After a nearly two-year hiatus, Chinese companies have also set their sights on the West. New rules issued last month by China’s securities regulator mean overseas listings will come under greater scrutiny, but they also provide avenues for more companies to list overseas. Last month, Chinese electronics company Hesai Group raised $190 million on Nasdaq, the largest Chinese listing in the U.S. since 2021. Fashion company Shein is also said to be looking to list in New York. U.S. regulators may be getting tough on some Chinese companies through sanctions and export controls, but New York appears to retain its appeal.

The trend mirrors the failure of Hong Kong and London, the only markets that can really compete with New York.U.S. exchanges raked in $24 billion overseas in last four quarters of sluggish business IPOs, according to data provider Dealogic, is eight times that of London and Hong Kong (excluding Chinese stocks) jointly managed. By comparison, New York saw only three times as much business in 2019.

The Hong Kong stock market used to be somewhat attractive to foreign companies, including Russian aluminum company Rusal, Italian fashion house Prada and American luggage company Samsonite. But the city’s current listing pipeline has few companies from outside China. At the same time, London has its own drawbacks. A common complaint is the lack of a natural investor base. UK pension funds and insurance companies invest a small portion of their assets in domestic stocks.

The stock exchanges in Shanghai and Shenzhen are massive, with a combined market capitalization of more than $12 trillion. But the Chinese Communist Party is an ever-present threat, and Chinese stocks are still behaving somewhat irrationally. In fact, shares of companies listed on the mainland and Hong Kong exchanges are almost 40% more expensive on the mainland. Tokyo’s stock market is also large, with a combined market capitalization of nearly $5.4 trillion, but today manages to attract little international business.

Other places simply cannot match the weight of the Big Three.

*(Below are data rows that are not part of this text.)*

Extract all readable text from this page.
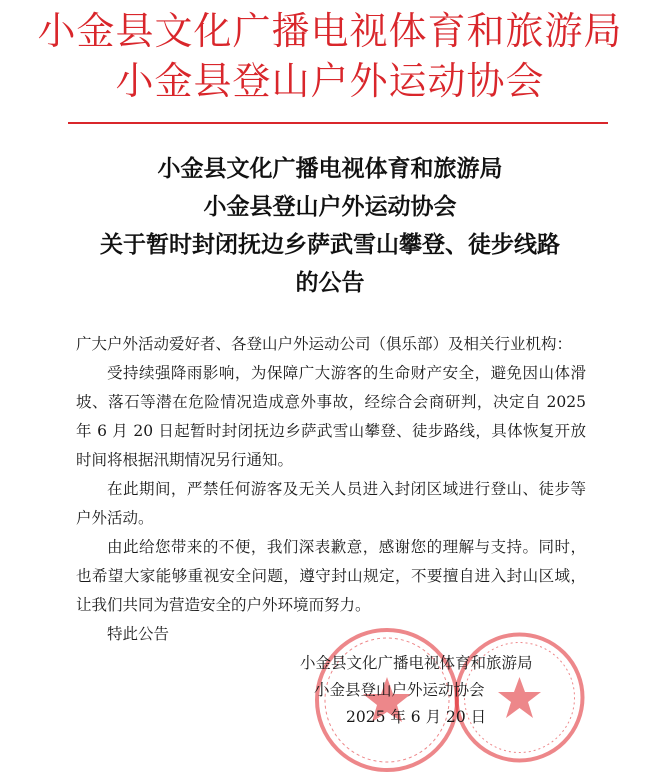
小金县文化广播电视体育和旅游局
小金县登山户外运动协会
小金县文化广播电视体育和旅游局
小金县登山户外运动协会
关于暂时封闭抚边乡萨武雪山攀登、徒步线路
的公告

广大户外活动爱好者、各登山户外运动公司（俱乐部）及相关行业机构：

受持续强降雨影响，为保障广大游客的生命财产安全，避免因山体滑坡、落石等潜在危险情况造成意外事故，经综合会商研判，决定自 2025 年 6 月 20 日起暂时封闭抚边乡萨武雪山攀登、徒步路线，具体恢复开放时间将根据汛期情况另行通知。

在此期间，严禁任何游客及无关人员进入封闭区域进行登山、徒步等户外活动。

由此给您带来的不便，我们深表歉意，感谢您的理解与支持。同时，也希望大家能够重视安全问题，遵守封山规定，不要擅自进入封山区域，让我们共同为营造安全的户外环境而努力。

特此公告

小金县文化广播电视体育和旅游局
小金县登山户外运动协会
2025 年 6 月 20 日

Amsterdam and Dubai have grown, but are still regional, shady or both. Singapore, which overtook Hong Kong last year in an index of global financial centers compiled by consultancy Z/Yen, is a growing wealth management hub but remains a minnow when it comes to stocks.

As Mr. Schumer and Mr. Bloomberg can attest, the financial race sometimes shifts in unpredictable ways. For now, though, New York appears to be the preferred listing venue for U.S., European and, if officials from both sides allow it, Chinese companies. The city is rapidly moving away from the rest of the field.